Nach der deutschen Einheit radikalisierte sich die NPD zunehmend im Sinne einer national- und sozialrevolutionären Partei und kooperierte eng mit neonazistischen Gruppen, die sich auf gewaltbereite rassistische Strukturen und Subkulturen stützten. Mit ihrer kapitalismuskritischen Selbstdarstellung erreichte sie erstmalig seit 1968 wieder Landtagsmandate in Sachsen (2004 und 2009) und in Mecklenburg-Vorpommern (2006 und 2011). Auf nationaler Ebene war sie allerdings weit davon entfernt, die Fünf-Prozent-Hürde zu überwinden. Mittlerweile befindet sich die NPD in einer tiefen Krise: Zum einen war es ihr wegen ihrer kompromisslosen Systemopposition und ihres NS-nostalgischen und verbalradikalen Auftretens nicht gelungen, dauerhaft Zustimmung von breiteren bürgerlich-konservativen Wählerschichten zu erhalten. Zum anderen ist sie vor allem durch innerparteiliche Konflikte über Personal- und Sachfragen und durch Finanzskandale massiv geschwächt. Auch die Fusion mit der Deutschen Volksunion (DVU) Ende 2010 trug nicht zur Konsolidierung der NPD bei. Gleichwohl ist sie immer noch die stärkste rechtsextreme Partei. Andere orthodoxe Formationen wie "Die Rechte" oder "Der III. Weg" sind gegenwärtig vergleichsweise bedeutungslos.
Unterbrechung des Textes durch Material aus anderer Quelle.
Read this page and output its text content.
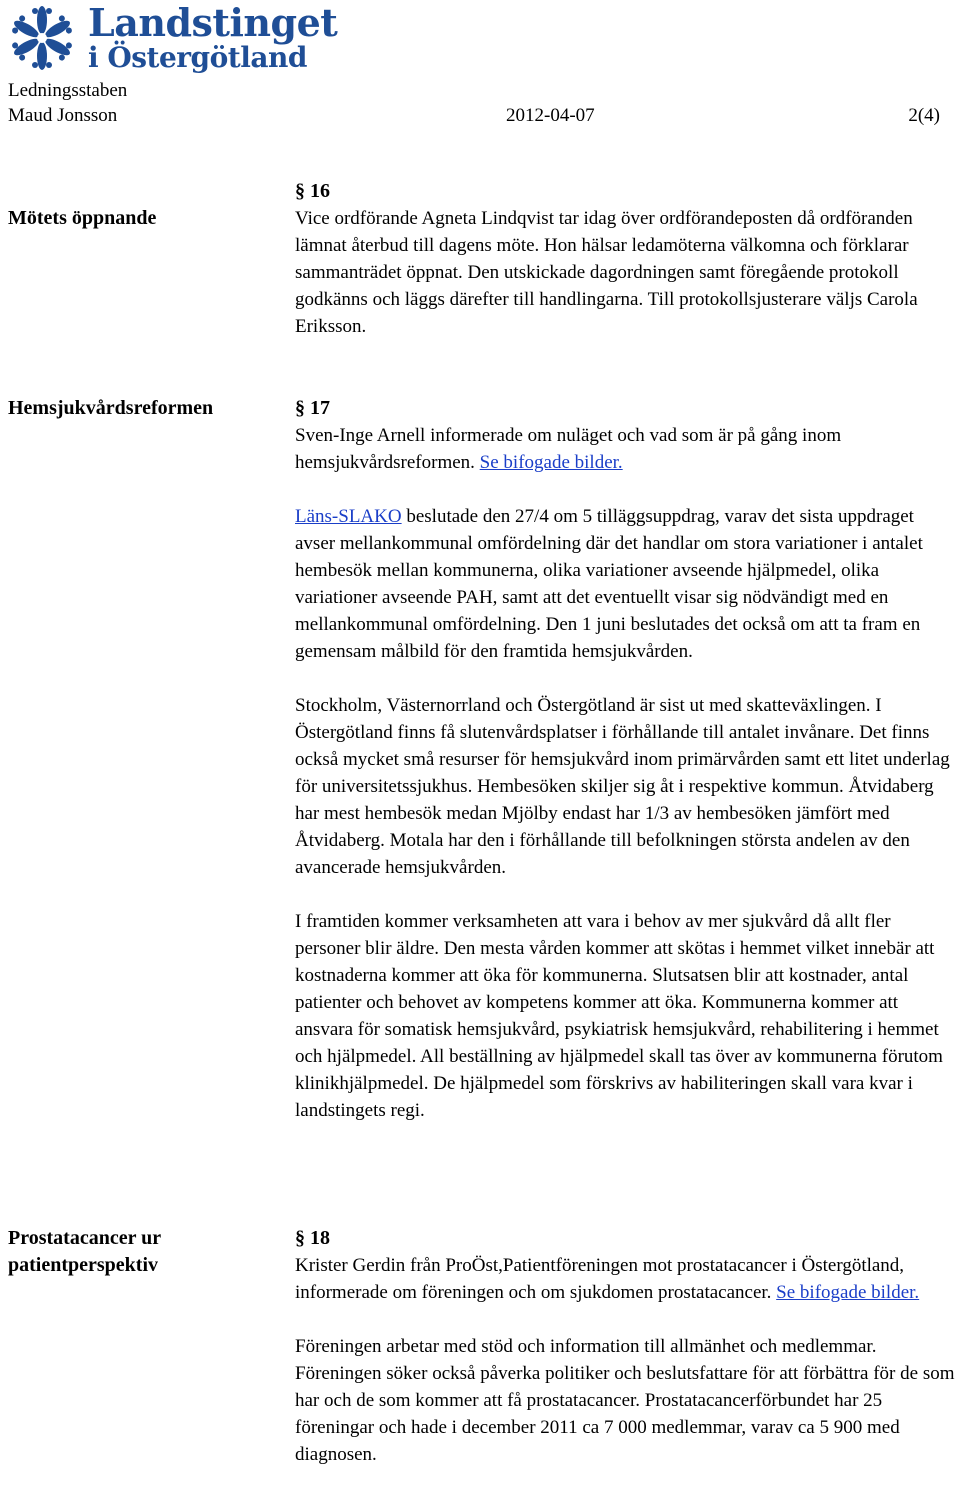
Landstinget
i Östergötland
Ledningsstaben
Maud Jonsson	2012-04-07	2(4)
Mötets öppnande
§ 16

Vice ordförande Agneta Lindqvist tar idag över ordförandeposten då ordföranden lämnat återbud till dagens möte. Hon hälsar ledamöterna välkomna och förklarar sammanträdet öppnat. Den utskickade dagordningen samt föregående protokoll godkänns och läggs därefter till handlingarna. Till protokollsjusterare väljs Carola Eriksson.

Hemsjukvårdsreformen	§ 17

Sven-Inge Arnell informerade om nuläget och vad som är på gång inom hemsjukvårdsreformen. Se bifogade bilder.

Läns-SLAKO beslutade den 27/4 om 5 tilläggsuppdrag, varav det sista uppdraget avser mellankommunal omfördelning där det handlar om stora variationer i antalet hembesök mellan kommunerna, olika variationer avseende hjälpmedel, olika variationer avseende PAH, samt att det eventuellt visar sig nödvändigt med en mellankommunal omfördelning. Den 1 juni beslutades det också om att ta fram en gemensam målbild för den framtida hemsjukvården.

Stockholm, Västernorrland och Östergötland är sist ut med skatteväxlingen. I Östergötland finns få slutenvårdsplatser i förhållande till antalet invånare. Det finns också mycket små resurser för hemsjukvård inom primärvården samt ett litet underlag för universitetssjukhus. Hembesöken skiljer sig åt i respektive kommun. Åtvidaberg har mest hembesök medan Mjölby endast har 1/3 av hembesöken jämfört med Åtvidaberg. Motala har den i förhållande till befolkningen största andelen av den avancerade hemsjukvården.

I framtiden kommer verksamheten att vara i behov av mer sjukvård då allt fler personer blir äldre. Den mesta vården kommer att skötas i hemmet vilket innebär att kostnaderna kommer att öka för kommunerna. Slutsatsen blir att kostnader, antal patienter och behovet av kompetens kommer att öka. Kommunerna kommer att ansvara för somatisk hemsjukvård, psykiatrisk hemsjukvård, rehabilitering i hemmet och hjälpmedel. All beställning av hjälpmedel skall tas över av kommunerna förutom klinikhjälpmedel. De hjälpmedel som förskrivs av habiliteringen skall vara kvar i landstingets regi.

Prostatacancer ur patientperspektiv
§ 18

Krister Gerdin från ProÖst,Patientföreningen mot prostatacancer i Östergötland, informerade om föreningen och om sjukdomen prostatacancer. Se bifogade bilder.

Föreningen arbetar med stöd och information till allmänhet och medlemmar. Föreningen söker också påverka politiker och beslutsfattare för att förbättra för de som har och de som kommer att få prostatacancer. Prostatacancerförbundet har 25 föreningar och hade i december 2011 ca 7 000 medlemmar, varav ca 5 900 med diagnosen.
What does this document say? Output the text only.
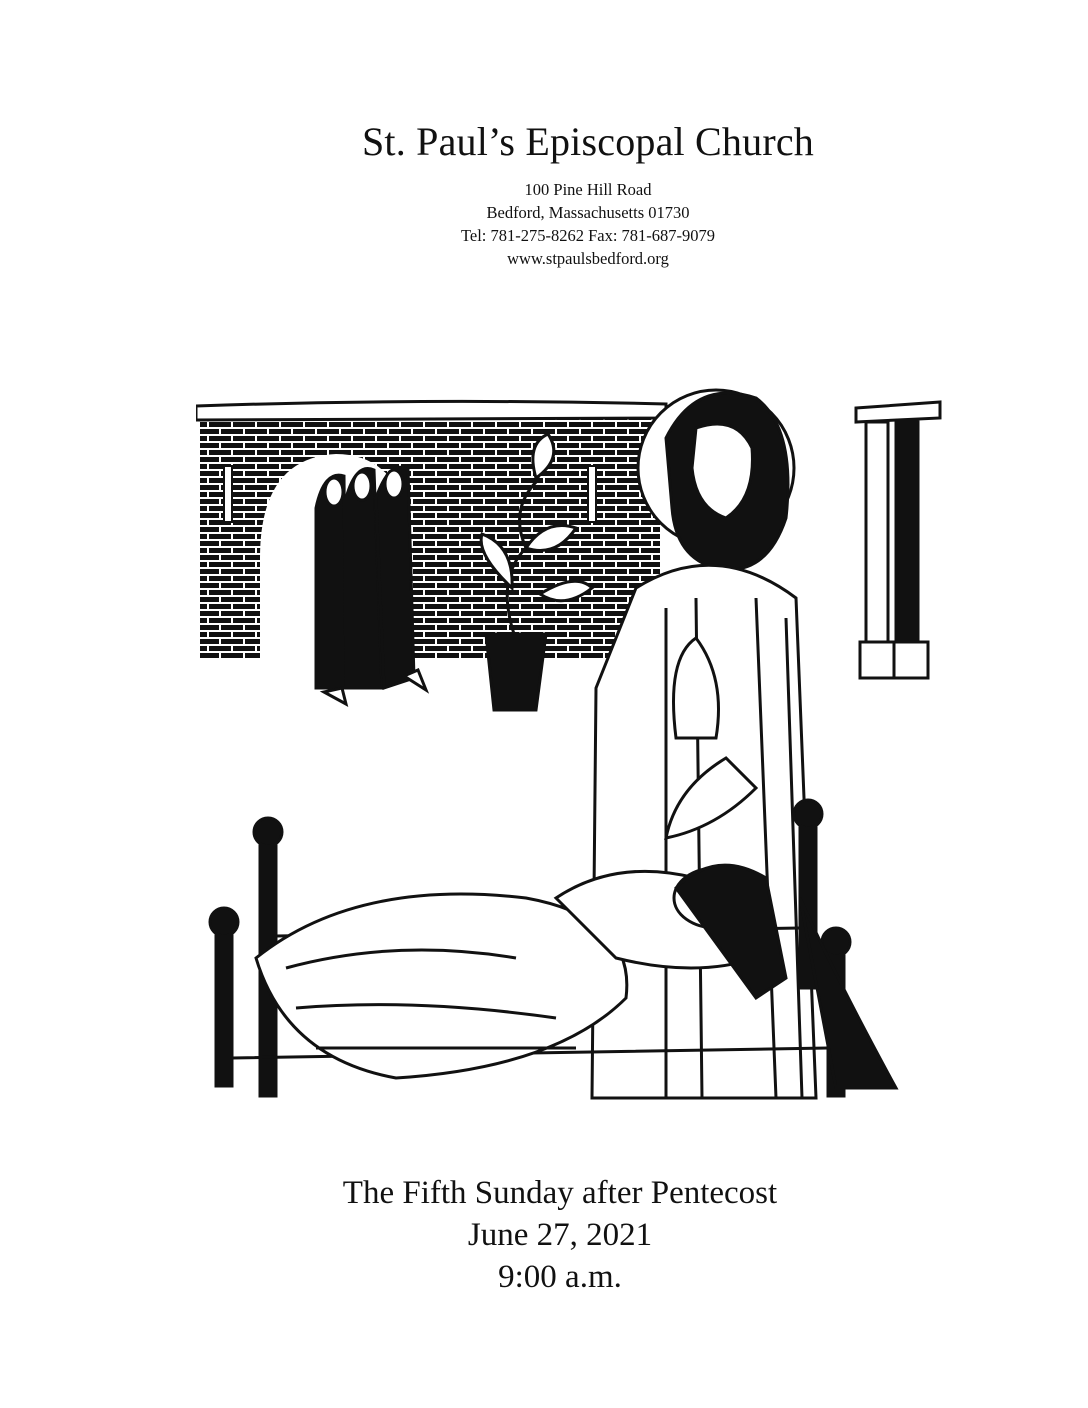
St. Paul’s Episcopal Church
100 Pine Hill Road
Bedford, Massachusetts 01730
Tel: 781-275-8262 Fax: 781-687-9079
www.stpaulsbedford.org
The Fifth Sunday after Pentecost
June 27, 2021
9:00 a.m.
Auch die gemäßigt rechtsextremen REP stießen nur vorübergehend auf nennenswerte Wählerresonanz: In Berlin (1989) und in Baden-Württemberg (1992 und 1996) gelang ihnen der Einzug in das jeweilige Landesparlament, und 1989 erzielten sie sogar mit über zwei Millionen Stimmen 7,1 Prozent und sechs Mandate im Europaparlament. Obwohl die Partei keine Sympathien für den Nationalsozialismus erkennen ließ, sich mehrheitlich zumeist deutlich vom orthodoxen Rechtsextremismus abgrenzte und verfassungstreu und bieder auftrat, gelang es auch ihr nicht, dauerhaft Wähler in der gesellschaftlichen Mitte zu mobilisieren. Auch die REP waren immer wieder durch Richtungskämpfe geschwächt, zumal dann, wenn sich führende Funktionäre oder einzelne Gruppierungen für eine Zusammenarbeit mit der NPD (und der DVU) aussprachen. Im Laufe der Jahre konnten sich allerdings die rechtskonservativen Kräfte in der mittlerweile unbedeutenden Partei durchsetzen. Seit 2007 werden die REP vom Verfassungsschutz nicht mehr als rechtsextremistisch eingestuft.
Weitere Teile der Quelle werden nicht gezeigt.